Doch hat sich auch mein Empfinden etwas verschoben. Heute antworte ich mit „gut“ und meine es auch so. Wobei jemand anderes das, was ich als gut betrachte, möglicherweise alles, nur nicht gut finden würde. Ich bin hingegen zufrieden mit meinem Befinden, denn ich habe mich durchaus schon schlechter gefühlt. Auch wenn es definitiv gerne um einiges besser sein dürfte.

Im Augenblick gibt es einige Komplikationen. Ich könnte nun einfach zusammenbrechen unter der Last meines Schicksals und alle Viere von mir strecken. Das hätte ich früher auch getan und wäre darob wohl zwangsläufig wieder einmal mehr in der Klapse gelandet. Doch bin ich heute einen Schritt weiter.

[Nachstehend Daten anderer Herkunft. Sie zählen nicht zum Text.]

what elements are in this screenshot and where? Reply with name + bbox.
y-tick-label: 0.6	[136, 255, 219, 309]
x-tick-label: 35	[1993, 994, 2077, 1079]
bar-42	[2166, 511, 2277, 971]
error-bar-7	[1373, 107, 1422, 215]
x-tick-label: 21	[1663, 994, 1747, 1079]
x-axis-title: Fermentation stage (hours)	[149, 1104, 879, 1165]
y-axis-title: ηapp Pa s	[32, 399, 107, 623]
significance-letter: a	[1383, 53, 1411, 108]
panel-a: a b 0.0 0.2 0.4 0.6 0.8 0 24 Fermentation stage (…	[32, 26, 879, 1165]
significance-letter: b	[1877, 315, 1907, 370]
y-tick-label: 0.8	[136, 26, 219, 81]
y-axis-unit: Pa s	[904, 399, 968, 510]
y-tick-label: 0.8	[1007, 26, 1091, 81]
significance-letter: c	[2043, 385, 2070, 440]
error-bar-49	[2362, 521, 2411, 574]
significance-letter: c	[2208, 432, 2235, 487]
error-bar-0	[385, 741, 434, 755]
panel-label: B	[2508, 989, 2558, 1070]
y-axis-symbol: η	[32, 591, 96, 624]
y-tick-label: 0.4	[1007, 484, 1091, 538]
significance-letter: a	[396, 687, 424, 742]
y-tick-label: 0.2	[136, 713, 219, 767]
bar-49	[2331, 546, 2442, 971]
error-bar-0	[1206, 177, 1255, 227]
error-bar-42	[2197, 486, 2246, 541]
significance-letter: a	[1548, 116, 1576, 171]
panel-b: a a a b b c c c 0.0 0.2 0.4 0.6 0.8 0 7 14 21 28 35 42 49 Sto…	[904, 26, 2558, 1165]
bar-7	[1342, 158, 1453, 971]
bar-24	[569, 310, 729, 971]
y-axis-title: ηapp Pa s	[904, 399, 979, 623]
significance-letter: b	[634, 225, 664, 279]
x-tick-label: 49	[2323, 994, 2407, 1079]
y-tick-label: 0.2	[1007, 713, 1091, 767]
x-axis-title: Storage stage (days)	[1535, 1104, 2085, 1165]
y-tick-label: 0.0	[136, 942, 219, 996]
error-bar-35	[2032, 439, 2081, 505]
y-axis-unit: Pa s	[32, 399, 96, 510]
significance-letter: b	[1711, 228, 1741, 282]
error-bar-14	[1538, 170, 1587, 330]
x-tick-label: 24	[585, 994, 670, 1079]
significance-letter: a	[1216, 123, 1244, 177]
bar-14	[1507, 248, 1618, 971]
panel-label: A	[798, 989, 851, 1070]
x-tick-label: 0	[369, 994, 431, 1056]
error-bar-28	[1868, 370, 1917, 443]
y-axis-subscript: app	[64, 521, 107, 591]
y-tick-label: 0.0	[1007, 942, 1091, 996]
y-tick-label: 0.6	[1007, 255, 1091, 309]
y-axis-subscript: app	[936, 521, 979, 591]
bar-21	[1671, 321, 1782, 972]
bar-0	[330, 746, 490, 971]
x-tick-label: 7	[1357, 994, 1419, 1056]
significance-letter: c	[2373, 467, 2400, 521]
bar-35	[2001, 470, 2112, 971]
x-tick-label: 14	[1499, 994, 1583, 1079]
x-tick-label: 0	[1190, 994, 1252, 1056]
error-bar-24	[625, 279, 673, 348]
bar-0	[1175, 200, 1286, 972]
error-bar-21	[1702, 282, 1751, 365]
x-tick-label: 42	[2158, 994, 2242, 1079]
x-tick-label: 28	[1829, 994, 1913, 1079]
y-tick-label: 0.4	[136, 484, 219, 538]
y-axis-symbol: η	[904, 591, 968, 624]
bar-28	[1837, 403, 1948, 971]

Ich lasse es geschehen, gehe einen Schritt nach dem anderen und lasse mich treiben wohin mich das Leben führt. Ich kann mich heute selbst um meine Angelegenheiten kümmern oder auch darum, daß sich jemand darum kümmert oder mir beim Kümmern hilft. Das ist eine Menge wert- sich selbst entlasten zu können.

WIe geht es mir? Ja, depressiv. Ja, gut, Ja, zufrieden. Auch wenn das widersinnig klingt.